The polyextremophile Natranaerobius thermophilus adopts a dual adaptive strategy to long-term salinity stress, simultaneously accumulating compatible solutes and K⁺

The bacterium Natranaerobius thermophilus is an extremely halophilic alkalithermophile that can thrive under conditions of high salinity (3.3–3.9 M Na⁺), alkaline pH (9.5), and elevated temperature (53°C). To understand the molecular mechanisms of salt adaptation in N. thermophilus, it is essential to investigate the protein, mRNA, and key metabolite levels on a molecular basis. Based on proteome profiling of N. thermophilus under 3.1, 3.7, and 4.3 M Na⁺ conditions compared to 2.5 M Na⁺ condition, we discovered that a hybrid strategy, combining the “compatible solute” and “salt-in” mechanisms, was utilized for osmotic adjustment dur ing the long-term salinity adaptation of N. thermophilus. The mRNA level of key proteins and the intracellular content of compatible solutes and K⁺ support this conclusion.

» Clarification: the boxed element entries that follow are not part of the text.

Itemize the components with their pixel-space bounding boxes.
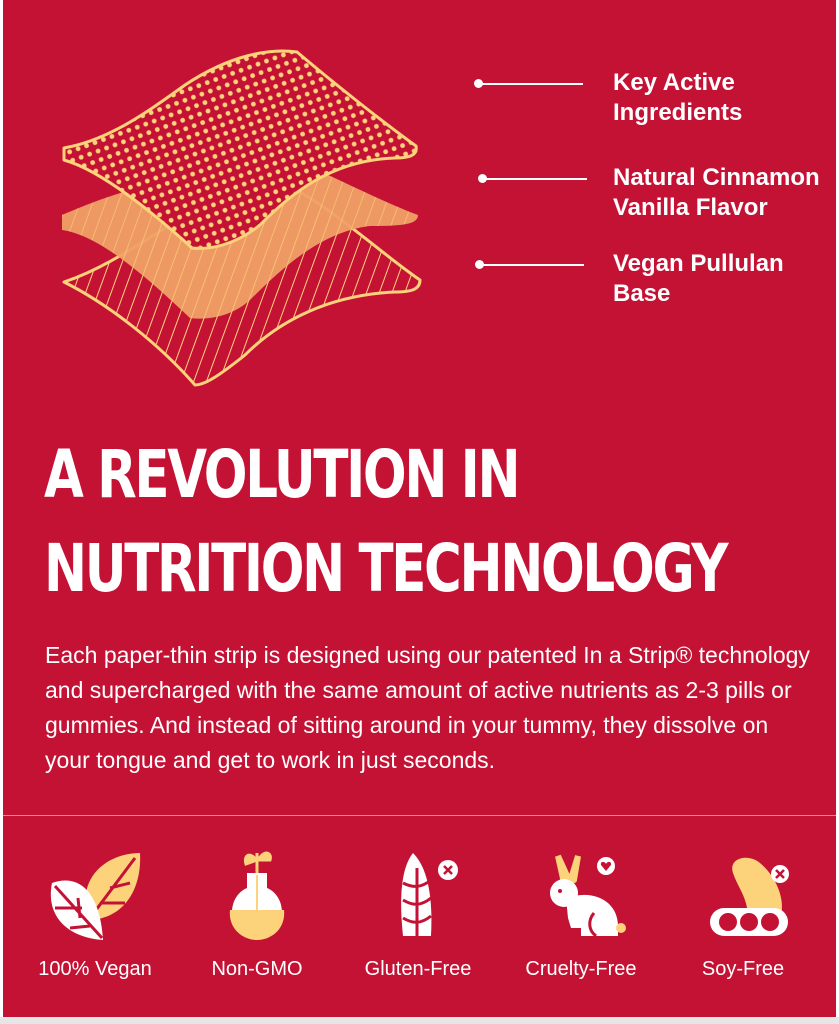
callout-dot	[474, 79, 483, 88]
callout-dot	[475, 260, 484, 269]
wheat-icon	[401, 853, 458, 936]
callout-label: Natural Cinnamon Vanilla Flavor	[613, 164, 820, 221]
strip-layers-illustration	[62, 49, 422, 387]
badge-cruelty-free: Cruelty-Free	[506, 848, 656, 981]
badge-label: Non-GMO	[211, 958, 303, 980]
badge-gluten-free: Gluten-Free	[343, 848, 493, 981]
badge-soy-free: Soy-Free	[668, 848, 818, 981]
callout-label: Vegan Pullulan Base	[613, 250, 784, 307]
badge-non-gmo: Non-GMO	[182, 848, 332, 981]
callout-dot	[478, 174, 487, 183]
leaves-icon	[50, 853, 141, 940]
callout-line	[483, 178, 587, 180]
bottom-border	[0, 1017, 839, 1024]
badge-label: Cruelty-Free	[525, 958, 637, 980]
badge-label: 100% Vegan	[38, 958, 152, 980]
description: Each paper-thin strip is designed using …	[45, 642, 810, 773]
badge-label: Gluten-Free	[364, 958, 472, 980]
badge-label: Soy-Free	[701, 958, 785, 980]
soybean-icon	[710, 857, 789, 936]
badge-vegan: 100% Vegan	[20, 848, 170, 981]
headline: A REVOLUTION IN NUTRITION TECHNOLOGY	[44, 436, 729, 607]
callout-line	[479, 83, 583, 85]
callout-label: Key Active Ingredients	[613, 69, 743, 126]
rabbit-icon	[550, 854, 626, 938]
divider	[3, 815, 836, 816]
callout-line	[480, 264, 584, 266]
flask-sprout-icon	[229, 851, 285, 940]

Specifically, N. thermophilus employs the glycine betaine ABC transporters (Opu and ProU families), Na⁺/solute symporters (SSS family), and glutamate and proline synthesis pathways to adapt to high salinity. The intracellular content of compatible solutes, including glycine betaine, glutamate, and proline, increases with rising salinity levels in N. thermophilus. Additionally, the upregulation of Na⁺/ K⁺/ H⁺ transporters facilitates the maintenance of intracellular K⁺ concentration, ensuring cellular ion homeostasis under varying salinities. Furthermore, N. thermophilus exhibits cytoplasmic acidification in response to high Na⁺ concentrations. The median isoelectric points of the upregulated proteins decrease with increasing salinity. Amino acid metabolism, carbohydrate and energy metabolism, membrane transport, and bacterial chemotaxis activities contribute to the adaptability of N. thermophilus under high salt stress. This study provides new data that support further elucidating the complex adaptation mechanisms of N. thermophilus under multiple extremes. IMPORTANCE This study represents the first report of simultaneous utilization of two salt adaptation mechanisms within the Clostridia class in response to long-term salinity stress.